Uitspraak
Datum uitspraak: 18 oktober 2023
BESTUURSRECHTSPRAAK
lid van de enkelvoudige kamer
Raad van State
In deze zaak gaat het om een hoger beroep van [appellant] tegen de uitspraak van de rechtbank Zeeland-West-Brabant, die op 3 oktober 2022 het beroep van [appellant] ongegrond verklaarde. Het hoger beroep betreft de afwijzing van een handhavingsverzoek door het college van burgemeester en wethouders van Terneuzen met betrekking tot de Aldi-supermarkt aan de Kokkeldreef 10 te Terneuzen. [appellant] ervaart geluidhinder van de supermarkt en heeft het college verzocht om handhavend op te treden. Het college heeft echter besloten dat specialistisch geluidsonderzoek noodzakelijk was, maar [appellant] heeft een afspraak voor dit onderzoek afgezegd.
De rechtbank heeft in haar uitspraak geoordeeld dat het college niet in redelijkheid het handhavingsverzoek kon toewijzen zonder eigen geluidmetingen. [appellant] heeft in hoger beroep betoogd dat de rechtbank ten onrechte een memo van ing. S. Grob niet heeft meegenomen in haar beoordeling.

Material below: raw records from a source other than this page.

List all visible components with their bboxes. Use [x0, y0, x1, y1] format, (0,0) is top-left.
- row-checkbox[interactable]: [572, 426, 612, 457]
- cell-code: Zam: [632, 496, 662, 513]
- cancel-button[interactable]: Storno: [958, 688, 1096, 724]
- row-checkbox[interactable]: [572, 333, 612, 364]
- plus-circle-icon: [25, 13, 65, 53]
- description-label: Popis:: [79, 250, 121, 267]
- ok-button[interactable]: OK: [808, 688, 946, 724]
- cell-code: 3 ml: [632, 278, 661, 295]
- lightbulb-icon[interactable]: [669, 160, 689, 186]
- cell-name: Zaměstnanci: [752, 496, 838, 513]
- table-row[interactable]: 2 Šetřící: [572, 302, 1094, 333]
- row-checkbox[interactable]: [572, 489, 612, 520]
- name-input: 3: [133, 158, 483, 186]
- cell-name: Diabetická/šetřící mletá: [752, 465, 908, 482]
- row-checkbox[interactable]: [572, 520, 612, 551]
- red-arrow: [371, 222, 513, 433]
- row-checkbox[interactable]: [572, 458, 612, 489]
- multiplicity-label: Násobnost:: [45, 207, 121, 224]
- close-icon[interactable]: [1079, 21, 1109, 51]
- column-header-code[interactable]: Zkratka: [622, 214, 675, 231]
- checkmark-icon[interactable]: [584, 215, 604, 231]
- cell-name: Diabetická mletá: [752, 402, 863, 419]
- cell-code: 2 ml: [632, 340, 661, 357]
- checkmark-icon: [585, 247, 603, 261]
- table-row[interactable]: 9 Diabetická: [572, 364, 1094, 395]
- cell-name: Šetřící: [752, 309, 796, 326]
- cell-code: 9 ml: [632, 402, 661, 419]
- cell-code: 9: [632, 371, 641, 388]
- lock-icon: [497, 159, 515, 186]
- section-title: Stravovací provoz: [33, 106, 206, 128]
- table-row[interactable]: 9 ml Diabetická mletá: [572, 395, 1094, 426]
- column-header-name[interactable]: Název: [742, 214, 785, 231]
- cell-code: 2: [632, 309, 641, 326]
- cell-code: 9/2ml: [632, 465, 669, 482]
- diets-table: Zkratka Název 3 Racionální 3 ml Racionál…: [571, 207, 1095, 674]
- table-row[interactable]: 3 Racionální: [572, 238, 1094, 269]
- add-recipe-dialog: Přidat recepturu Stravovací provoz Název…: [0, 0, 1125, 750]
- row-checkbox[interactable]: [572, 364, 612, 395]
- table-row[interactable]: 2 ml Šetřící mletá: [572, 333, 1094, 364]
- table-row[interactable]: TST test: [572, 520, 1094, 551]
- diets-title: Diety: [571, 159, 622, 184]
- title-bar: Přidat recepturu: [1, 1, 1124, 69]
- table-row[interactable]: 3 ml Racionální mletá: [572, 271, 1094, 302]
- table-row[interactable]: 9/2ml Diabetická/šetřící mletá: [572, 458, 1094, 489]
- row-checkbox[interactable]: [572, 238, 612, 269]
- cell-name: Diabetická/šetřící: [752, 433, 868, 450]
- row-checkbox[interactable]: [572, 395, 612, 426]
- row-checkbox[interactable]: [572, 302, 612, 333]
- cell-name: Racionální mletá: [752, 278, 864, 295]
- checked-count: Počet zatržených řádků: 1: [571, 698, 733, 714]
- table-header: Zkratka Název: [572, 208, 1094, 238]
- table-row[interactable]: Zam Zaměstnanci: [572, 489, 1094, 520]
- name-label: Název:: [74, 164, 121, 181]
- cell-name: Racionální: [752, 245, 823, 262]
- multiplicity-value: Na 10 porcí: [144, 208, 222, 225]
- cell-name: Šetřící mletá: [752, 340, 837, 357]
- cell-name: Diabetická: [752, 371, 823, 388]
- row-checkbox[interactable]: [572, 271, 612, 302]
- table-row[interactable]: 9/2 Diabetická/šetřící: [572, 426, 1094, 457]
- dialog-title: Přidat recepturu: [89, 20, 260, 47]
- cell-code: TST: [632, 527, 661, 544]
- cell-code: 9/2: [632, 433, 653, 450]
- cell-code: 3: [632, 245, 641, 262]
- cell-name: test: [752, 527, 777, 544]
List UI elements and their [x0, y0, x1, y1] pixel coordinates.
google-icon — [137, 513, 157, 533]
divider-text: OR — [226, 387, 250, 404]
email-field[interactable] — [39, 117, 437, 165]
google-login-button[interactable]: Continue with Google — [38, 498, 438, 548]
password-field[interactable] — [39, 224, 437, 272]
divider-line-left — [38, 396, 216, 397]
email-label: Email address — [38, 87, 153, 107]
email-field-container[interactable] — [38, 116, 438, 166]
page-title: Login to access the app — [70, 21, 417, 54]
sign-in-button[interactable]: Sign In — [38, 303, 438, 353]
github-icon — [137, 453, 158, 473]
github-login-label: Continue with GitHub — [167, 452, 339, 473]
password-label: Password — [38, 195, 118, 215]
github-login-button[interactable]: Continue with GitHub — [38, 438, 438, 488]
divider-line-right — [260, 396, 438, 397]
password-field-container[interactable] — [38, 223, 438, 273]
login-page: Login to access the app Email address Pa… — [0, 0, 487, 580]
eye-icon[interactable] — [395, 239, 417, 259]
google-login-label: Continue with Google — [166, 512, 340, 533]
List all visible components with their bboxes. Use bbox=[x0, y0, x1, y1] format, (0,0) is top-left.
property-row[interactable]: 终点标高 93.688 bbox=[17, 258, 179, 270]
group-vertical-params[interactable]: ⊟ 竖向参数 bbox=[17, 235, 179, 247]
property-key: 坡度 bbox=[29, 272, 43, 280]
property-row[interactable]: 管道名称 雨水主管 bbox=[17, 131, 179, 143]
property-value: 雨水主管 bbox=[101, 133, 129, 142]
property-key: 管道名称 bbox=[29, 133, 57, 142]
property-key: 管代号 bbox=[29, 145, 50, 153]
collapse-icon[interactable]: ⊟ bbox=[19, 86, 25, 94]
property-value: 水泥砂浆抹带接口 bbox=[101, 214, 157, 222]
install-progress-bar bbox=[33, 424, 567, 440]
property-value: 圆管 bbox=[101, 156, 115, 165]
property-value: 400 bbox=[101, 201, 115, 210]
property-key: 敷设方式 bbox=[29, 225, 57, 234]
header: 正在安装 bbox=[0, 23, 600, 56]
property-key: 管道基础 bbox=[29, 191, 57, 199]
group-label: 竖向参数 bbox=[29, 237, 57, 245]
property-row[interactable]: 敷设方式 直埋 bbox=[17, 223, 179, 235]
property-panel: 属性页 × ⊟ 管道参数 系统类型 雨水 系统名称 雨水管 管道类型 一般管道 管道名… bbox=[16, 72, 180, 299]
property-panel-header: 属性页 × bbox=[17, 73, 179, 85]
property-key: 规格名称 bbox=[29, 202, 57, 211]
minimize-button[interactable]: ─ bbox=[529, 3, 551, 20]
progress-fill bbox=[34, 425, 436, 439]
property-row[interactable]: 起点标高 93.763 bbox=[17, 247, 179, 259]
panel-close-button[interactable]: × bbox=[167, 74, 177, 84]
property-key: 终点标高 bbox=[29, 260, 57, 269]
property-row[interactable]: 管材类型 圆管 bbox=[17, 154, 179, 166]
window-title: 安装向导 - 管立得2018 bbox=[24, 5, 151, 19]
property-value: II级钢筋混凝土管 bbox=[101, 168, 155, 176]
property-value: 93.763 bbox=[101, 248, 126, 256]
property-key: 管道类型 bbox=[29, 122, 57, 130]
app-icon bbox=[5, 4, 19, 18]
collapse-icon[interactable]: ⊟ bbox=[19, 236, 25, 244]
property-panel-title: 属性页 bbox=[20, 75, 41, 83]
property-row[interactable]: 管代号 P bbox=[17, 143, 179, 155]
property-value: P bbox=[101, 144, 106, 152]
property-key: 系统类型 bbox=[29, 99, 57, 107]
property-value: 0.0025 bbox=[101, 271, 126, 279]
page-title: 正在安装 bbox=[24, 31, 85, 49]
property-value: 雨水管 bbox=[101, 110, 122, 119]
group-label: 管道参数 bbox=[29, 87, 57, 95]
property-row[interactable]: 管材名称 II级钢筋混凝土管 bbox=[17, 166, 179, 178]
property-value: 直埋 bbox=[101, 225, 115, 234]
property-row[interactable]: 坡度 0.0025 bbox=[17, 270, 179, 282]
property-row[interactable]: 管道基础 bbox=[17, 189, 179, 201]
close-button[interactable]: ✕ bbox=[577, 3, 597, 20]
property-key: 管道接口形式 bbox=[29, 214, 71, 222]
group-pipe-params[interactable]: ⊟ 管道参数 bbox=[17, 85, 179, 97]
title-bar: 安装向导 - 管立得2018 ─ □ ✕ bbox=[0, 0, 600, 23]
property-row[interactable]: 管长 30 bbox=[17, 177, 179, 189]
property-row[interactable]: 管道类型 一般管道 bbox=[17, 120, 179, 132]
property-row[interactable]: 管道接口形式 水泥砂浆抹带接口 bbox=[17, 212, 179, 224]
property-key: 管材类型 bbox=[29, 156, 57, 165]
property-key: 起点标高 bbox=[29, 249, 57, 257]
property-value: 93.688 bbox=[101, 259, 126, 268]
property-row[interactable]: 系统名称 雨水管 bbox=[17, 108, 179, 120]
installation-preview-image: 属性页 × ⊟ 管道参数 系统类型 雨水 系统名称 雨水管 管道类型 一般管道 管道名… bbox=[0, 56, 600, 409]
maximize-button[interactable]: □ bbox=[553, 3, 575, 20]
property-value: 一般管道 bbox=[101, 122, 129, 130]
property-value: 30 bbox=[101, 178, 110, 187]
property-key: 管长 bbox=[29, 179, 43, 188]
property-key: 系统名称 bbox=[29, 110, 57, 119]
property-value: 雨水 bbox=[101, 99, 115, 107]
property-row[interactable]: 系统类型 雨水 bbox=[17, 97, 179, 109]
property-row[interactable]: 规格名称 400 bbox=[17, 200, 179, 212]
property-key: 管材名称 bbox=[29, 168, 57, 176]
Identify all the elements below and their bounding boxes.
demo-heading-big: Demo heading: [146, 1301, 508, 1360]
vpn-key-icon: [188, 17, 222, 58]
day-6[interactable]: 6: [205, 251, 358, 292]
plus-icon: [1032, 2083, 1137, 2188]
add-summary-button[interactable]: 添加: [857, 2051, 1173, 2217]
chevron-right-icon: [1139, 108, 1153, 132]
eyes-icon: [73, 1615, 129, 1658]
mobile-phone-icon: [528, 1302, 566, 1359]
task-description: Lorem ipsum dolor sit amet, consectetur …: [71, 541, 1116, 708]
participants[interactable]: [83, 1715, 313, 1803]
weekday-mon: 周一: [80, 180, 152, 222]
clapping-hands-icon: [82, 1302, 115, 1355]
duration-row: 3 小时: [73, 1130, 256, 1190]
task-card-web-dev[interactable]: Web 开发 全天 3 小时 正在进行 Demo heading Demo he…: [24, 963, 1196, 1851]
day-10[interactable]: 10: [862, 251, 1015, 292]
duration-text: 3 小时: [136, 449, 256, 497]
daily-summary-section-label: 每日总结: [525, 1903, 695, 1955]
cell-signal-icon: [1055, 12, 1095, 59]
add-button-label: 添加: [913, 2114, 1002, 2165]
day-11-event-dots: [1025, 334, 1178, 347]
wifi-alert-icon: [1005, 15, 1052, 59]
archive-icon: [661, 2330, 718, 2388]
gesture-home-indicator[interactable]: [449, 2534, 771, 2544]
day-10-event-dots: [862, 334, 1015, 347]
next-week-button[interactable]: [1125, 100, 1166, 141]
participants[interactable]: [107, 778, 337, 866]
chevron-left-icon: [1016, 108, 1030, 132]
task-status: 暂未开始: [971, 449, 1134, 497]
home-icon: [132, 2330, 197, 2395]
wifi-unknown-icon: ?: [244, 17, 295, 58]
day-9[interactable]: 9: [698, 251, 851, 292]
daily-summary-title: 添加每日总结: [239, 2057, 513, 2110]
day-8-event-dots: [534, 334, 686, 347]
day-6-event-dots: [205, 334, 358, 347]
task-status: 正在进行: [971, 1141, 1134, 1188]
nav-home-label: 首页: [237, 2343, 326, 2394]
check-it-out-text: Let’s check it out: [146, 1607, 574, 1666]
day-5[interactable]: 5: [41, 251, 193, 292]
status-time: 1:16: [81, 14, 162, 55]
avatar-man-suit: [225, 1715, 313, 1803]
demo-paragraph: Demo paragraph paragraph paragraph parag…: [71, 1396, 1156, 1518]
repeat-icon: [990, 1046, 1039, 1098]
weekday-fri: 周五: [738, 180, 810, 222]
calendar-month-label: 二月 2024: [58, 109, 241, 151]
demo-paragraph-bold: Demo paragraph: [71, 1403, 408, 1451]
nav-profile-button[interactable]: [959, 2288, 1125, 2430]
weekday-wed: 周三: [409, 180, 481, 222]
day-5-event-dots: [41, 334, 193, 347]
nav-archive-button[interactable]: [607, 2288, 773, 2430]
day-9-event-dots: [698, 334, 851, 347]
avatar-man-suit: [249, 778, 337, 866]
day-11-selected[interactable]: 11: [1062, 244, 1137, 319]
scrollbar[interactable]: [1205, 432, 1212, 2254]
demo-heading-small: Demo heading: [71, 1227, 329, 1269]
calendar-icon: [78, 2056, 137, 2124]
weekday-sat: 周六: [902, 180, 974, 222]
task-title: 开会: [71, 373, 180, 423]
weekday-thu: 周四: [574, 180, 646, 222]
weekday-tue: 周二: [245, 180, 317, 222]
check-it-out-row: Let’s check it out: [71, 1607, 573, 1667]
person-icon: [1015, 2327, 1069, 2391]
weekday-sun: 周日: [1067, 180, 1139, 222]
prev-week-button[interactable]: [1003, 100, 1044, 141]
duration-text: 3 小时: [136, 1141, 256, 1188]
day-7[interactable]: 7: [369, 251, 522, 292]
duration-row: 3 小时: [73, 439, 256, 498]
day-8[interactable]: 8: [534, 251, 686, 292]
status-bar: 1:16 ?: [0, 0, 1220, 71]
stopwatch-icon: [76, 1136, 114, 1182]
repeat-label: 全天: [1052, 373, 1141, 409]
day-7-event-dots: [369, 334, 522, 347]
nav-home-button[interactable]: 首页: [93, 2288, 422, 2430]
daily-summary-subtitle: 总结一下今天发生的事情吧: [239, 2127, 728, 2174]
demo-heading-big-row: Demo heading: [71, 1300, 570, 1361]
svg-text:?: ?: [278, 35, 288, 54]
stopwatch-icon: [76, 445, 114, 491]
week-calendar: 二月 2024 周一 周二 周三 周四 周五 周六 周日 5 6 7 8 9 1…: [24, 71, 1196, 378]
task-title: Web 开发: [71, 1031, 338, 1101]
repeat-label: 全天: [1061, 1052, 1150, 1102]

Deze memo zou volgens [appellant] aantonen dat het college geen eigen geluidmetingen mocht uitvoeren. De Afdeling bestuursrechtspraak van de Raad van State heeft echter geoordeeld dat het college in redelijkheid een eigen geluidonderzoek nodig kon achten, gezien de omstandigheden van de zaak.
De Afdeling bevestigt de uitspraak van de rechtbank en oordeelt dat het college terecht heeft vastgesteld dat er geen overtreding was en dat het handhavingsverzoek terecht is afgewezen. De Afdeling concludeert dat de rechtbank de memo van Grob niet in haar beoordeling kon betrekken, omdat deze niet eerder was ingediend. De beslissing van de Afdeling is dat het hoger beroep ongegrond is en de uitspraak van de rechtbank wordt bevestigd.